ANTSIX is a small Arabic corpus dedicated to Automatic Topic Identification of written texts. The corpus contains noisy texts collected over different Arabic discussion forums related to 6 topics, where the texts may be corrupted with the following noises: URLs, Citations in other language, Tags, Abbreviations, Misspelling errors, Typing errors, Html tags and objects, Insignificant characters, SMS writing style and Letters Mistakenness. Moreover, the corpus is unbalanced in terms of text sizes, where the text length ranges between 32 and 318 words, and further, each topic contains 50 texts encoded with UTF-8 encoding. Therefore, in overall the ANTSIX corpus contains 300 short noisy Arabic texts related to 6 different topics.
For more details, I recommand you to read the ATNSIX.pdf file.
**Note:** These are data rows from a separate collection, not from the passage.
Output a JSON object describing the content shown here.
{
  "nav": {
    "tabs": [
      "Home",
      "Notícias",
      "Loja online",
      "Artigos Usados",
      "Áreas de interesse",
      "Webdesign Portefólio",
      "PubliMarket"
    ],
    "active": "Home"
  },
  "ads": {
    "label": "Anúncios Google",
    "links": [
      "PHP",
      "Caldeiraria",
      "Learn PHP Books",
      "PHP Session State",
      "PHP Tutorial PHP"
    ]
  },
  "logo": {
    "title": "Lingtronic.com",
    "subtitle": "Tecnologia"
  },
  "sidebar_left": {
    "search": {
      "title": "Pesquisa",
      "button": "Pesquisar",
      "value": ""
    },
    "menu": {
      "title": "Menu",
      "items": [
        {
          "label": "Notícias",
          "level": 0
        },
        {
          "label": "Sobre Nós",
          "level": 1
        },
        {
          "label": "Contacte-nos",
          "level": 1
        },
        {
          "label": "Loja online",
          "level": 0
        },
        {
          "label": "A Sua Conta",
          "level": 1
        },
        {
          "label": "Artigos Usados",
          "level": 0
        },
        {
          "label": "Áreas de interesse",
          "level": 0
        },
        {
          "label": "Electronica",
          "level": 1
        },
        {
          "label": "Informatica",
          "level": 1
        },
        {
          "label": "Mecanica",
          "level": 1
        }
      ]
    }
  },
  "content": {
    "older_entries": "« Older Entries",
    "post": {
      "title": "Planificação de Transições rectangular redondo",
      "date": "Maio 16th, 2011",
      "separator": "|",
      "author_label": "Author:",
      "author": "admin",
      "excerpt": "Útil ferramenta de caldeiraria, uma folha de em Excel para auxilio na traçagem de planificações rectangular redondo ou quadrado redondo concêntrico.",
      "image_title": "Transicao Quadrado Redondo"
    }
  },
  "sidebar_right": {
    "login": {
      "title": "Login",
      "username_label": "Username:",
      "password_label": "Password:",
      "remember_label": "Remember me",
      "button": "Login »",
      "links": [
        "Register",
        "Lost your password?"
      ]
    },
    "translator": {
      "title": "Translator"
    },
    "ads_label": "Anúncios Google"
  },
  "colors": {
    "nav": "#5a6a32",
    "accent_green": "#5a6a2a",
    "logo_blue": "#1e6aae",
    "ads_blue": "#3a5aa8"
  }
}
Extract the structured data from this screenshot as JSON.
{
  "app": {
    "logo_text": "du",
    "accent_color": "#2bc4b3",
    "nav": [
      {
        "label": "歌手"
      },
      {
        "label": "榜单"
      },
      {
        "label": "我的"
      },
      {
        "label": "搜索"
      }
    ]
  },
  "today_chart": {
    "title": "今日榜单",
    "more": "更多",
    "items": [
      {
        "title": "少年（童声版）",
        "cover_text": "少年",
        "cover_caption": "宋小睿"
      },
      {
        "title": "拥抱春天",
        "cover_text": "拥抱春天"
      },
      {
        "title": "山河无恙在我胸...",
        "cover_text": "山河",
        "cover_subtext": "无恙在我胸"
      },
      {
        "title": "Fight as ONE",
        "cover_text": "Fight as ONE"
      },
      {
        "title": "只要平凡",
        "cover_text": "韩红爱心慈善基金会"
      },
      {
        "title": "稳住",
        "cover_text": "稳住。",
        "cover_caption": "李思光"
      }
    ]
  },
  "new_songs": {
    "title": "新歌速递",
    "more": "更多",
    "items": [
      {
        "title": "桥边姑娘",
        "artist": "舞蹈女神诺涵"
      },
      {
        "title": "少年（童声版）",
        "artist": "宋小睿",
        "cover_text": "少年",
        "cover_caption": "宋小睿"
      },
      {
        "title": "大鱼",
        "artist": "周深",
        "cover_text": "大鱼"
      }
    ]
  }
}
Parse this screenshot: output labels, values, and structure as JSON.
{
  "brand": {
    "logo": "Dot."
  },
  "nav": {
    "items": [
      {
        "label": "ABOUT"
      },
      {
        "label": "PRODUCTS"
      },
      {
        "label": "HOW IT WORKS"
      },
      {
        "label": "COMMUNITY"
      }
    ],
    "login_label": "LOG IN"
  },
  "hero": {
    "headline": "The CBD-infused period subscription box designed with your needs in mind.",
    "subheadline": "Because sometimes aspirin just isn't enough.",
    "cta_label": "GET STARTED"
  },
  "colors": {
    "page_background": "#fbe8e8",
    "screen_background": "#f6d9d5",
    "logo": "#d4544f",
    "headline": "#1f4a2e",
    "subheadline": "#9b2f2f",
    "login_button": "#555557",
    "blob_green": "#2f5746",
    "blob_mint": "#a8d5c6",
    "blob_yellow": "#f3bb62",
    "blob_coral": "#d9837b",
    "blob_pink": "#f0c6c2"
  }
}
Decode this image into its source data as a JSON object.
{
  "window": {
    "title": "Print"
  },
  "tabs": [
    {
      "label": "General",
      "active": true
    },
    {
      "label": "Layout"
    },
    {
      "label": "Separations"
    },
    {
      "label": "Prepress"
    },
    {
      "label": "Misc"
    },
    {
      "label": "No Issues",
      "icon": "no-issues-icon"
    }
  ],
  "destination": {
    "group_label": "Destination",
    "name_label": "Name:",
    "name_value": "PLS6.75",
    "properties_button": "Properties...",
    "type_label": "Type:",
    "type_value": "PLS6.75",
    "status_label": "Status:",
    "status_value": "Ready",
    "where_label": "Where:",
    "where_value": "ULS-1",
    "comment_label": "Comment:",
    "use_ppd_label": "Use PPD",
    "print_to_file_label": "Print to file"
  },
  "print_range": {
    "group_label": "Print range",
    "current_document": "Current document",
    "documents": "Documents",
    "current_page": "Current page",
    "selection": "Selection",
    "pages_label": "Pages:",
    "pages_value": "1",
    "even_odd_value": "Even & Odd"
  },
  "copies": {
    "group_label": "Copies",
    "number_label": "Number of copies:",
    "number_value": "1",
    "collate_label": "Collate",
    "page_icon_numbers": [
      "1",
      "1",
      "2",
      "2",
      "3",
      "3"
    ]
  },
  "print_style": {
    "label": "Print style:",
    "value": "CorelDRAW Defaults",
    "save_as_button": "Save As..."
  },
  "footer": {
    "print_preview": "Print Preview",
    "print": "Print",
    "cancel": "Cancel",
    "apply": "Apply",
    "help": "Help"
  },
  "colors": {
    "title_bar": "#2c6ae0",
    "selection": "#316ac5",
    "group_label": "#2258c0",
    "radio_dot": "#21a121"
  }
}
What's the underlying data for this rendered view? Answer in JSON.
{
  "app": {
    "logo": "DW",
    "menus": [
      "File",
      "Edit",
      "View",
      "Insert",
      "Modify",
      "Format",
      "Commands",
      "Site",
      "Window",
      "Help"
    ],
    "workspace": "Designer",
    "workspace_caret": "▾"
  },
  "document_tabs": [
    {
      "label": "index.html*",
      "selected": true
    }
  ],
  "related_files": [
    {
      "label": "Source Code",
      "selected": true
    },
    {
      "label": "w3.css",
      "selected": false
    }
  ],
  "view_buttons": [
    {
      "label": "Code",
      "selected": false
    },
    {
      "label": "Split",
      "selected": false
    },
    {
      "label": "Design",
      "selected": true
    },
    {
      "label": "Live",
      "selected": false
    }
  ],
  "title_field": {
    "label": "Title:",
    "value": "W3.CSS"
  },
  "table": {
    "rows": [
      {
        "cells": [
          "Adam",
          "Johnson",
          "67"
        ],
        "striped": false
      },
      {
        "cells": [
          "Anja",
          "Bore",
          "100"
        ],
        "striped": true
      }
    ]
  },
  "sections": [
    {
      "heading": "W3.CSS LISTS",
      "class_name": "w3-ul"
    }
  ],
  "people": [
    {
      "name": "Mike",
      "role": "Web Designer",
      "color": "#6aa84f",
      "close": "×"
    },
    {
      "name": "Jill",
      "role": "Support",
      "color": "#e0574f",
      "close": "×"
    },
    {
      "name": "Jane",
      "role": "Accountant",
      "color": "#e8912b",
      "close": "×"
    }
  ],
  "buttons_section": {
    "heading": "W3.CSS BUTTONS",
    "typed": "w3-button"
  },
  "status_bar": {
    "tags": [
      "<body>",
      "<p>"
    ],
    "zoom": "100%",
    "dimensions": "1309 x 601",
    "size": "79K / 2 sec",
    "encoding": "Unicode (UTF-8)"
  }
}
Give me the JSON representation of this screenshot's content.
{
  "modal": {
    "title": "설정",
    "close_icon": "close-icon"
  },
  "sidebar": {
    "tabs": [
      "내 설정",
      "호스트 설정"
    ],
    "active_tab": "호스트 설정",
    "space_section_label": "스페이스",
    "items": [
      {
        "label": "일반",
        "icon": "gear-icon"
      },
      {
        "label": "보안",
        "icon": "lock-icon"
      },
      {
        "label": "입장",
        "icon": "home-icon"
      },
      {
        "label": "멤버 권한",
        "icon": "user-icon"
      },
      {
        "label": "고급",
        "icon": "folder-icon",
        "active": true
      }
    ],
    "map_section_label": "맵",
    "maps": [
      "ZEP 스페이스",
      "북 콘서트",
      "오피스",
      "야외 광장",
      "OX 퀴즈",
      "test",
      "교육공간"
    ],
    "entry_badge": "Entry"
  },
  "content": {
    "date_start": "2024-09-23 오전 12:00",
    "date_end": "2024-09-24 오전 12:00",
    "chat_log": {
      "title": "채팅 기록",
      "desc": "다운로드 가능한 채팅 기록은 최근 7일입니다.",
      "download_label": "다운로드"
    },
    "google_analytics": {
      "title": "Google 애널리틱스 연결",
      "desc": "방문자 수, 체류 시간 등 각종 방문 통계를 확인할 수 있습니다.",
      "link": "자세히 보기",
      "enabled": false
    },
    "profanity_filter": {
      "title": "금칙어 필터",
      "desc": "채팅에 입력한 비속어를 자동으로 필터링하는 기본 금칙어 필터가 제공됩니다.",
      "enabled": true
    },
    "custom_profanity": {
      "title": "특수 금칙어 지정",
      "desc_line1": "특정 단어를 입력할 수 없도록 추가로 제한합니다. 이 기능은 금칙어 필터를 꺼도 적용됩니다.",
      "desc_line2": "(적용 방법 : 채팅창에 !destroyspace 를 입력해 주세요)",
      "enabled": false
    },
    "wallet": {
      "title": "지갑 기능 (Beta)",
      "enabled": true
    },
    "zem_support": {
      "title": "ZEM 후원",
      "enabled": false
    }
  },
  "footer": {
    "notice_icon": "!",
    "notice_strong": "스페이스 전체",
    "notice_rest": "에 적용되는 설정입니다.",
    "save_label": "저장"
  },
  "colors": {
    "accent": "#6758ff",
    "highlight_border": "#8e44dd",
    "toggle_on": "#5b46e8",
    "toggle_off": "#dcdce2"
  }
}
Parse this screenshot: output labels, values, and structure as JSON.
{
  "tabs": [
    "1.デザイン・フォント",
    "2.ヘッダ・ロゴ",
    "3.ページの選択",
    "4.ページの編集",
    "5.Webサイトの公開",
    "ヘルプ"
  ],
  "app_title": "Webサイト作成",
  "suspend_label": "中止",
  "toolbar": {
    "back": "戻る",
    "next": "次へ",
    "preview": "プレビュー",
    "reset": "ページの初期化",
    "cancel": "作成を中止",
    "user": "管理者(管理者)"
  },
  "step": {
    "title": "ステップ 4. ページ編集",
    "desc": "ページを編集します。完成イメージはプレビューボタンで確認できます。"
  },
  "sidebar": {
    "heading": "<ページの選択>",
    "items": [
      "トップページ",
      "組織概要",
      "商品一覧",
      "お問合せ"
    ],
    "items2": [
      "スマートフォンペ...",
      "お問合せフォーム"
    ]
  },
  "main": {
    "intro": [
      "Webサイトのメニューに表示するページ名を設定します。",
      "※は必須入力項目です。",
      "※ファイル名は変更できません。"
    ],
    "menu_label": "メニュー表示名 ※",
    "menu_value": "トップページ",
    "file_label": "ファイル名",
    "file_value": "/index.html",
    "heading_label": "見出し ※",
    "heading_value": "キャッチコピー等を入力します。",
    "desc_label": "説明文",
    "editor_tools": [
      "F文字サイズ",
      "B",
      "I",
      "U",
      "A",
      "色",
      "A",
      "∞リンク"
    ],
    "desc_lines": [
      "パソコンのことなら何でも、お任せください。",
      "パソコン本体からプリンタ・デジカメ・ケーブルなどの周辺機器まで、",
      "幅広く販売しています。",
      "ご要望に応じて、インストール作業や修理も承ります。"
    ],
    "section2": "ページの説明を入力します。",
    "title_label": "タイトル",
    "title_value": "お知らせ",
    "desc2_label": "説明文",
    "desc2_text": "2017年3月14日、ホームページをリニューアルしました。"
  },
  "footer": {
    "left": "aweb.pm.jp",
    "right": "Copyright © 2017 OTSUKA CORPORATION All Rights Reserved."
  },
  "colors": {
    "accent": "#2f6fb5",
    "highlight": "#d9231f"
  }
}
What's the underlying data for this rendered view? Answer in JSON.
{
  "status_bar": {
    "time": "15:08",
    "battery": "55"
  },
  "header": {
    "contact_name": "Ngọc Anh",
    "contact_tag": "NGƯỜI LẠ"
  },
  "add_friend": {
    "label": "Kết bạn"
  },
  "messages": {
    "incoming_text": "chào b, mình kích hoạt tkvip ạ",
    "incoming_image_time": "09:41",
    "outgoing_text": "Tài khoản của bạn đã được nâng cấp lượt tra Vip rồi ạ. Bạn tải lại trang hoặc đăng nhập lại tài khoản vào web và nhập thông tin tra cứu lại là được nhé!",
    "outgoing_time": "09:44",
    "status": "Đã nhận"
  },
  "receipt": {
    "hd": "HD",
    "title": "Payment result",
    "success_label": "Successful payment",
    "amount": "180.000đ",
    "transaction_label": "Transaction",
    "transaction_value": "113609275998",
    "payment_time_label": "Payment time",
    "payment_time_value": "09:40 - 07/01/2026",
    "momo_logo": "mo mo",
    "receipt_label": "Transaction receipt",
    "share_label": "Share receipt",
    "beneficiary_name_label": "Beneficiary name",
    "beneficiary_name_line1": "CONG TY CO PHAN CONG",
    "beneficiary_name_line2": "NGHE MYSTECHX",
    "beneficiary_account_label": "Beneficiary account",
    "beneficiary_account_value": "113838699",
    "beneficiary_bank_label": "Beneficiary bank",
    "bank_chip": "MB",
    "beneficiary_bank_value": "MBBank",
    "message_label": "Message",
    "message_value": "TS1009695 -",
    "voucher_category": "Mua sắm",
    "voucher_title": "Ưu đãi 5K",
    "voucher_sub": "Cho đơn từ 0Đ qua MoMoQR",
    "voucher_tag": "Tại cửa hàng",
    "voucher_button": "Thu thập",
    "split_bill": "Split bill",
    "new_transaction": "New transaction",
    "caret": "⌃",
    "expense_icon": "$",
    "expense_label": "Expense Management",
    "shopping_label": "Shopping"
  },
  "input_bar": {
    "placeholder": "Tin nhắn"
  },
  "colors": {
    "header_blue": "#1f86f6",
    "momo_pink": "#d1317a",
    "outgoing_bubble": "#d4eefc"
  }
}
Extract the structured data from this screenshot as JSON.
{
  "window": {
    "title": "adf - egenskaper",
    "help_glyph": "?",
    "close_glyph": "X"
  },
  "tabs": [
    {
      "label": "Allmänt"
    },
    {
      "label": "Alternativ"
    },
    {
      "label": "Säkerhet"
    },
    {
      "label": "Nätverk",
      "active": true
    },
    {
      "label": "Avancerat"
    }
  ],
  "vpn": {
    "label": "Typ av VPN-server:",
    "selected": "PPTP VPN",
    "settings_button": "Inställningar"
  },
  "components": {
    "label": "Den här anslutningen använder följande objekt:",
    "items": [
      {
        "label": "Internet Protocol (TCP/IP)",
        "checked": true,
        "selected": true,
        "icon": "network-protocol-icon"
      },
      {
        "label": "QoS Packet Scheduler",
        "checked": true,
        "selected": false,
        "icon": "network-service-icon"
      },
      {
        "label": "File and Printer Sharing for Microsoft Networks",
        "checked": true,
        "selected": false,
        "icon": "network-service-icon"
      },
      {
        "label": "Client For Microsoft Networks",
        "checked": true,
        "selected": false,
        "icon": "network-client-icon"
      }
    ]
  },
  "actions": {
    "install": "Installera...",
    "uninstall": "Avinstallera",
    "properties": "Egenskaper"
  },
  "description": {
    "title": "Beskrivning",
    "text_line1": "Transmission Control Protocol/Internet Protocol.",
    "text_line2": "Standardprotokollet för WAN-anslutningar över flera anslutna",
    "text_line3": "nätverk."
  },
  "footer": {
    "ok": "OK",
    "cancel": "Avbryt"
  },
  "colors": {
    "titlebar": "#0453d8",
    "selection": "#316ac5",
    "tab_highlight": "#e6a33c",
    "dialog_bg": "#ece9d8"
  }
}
This corpus is used to evaluation the proposed algorithms in the following articles:
K. Abainia, S. Ouamour and H. Sayoud, "A novel robust Arabic light stemmer", Journal of Experimental & Theoretical Artificial Intelligence, Vol. 29, No. 3, pp. 557-573.
K. Abainia, S. Ouamour and H. Sayoud, "Topic Identification of Arabic Noisy Texts Based on KNN", International Conference on Information and Communication Technology Research, pp. 89-92.
K. Abainia, S. Ouamour and H. Sayoud, "Topic Identification of Noisy Arabic Texts Using Graph Approaches", International Workshop on Text-based Information Retrieval TIR’15, pp. 254-258.
K. Abainia, "Topic Identification of Noisy Texts: Statistical Approaches", International Journal of Hidden Data Mining and Scientific Knowledge Discovery, Vol. 01, No. 01, pp. 2-8.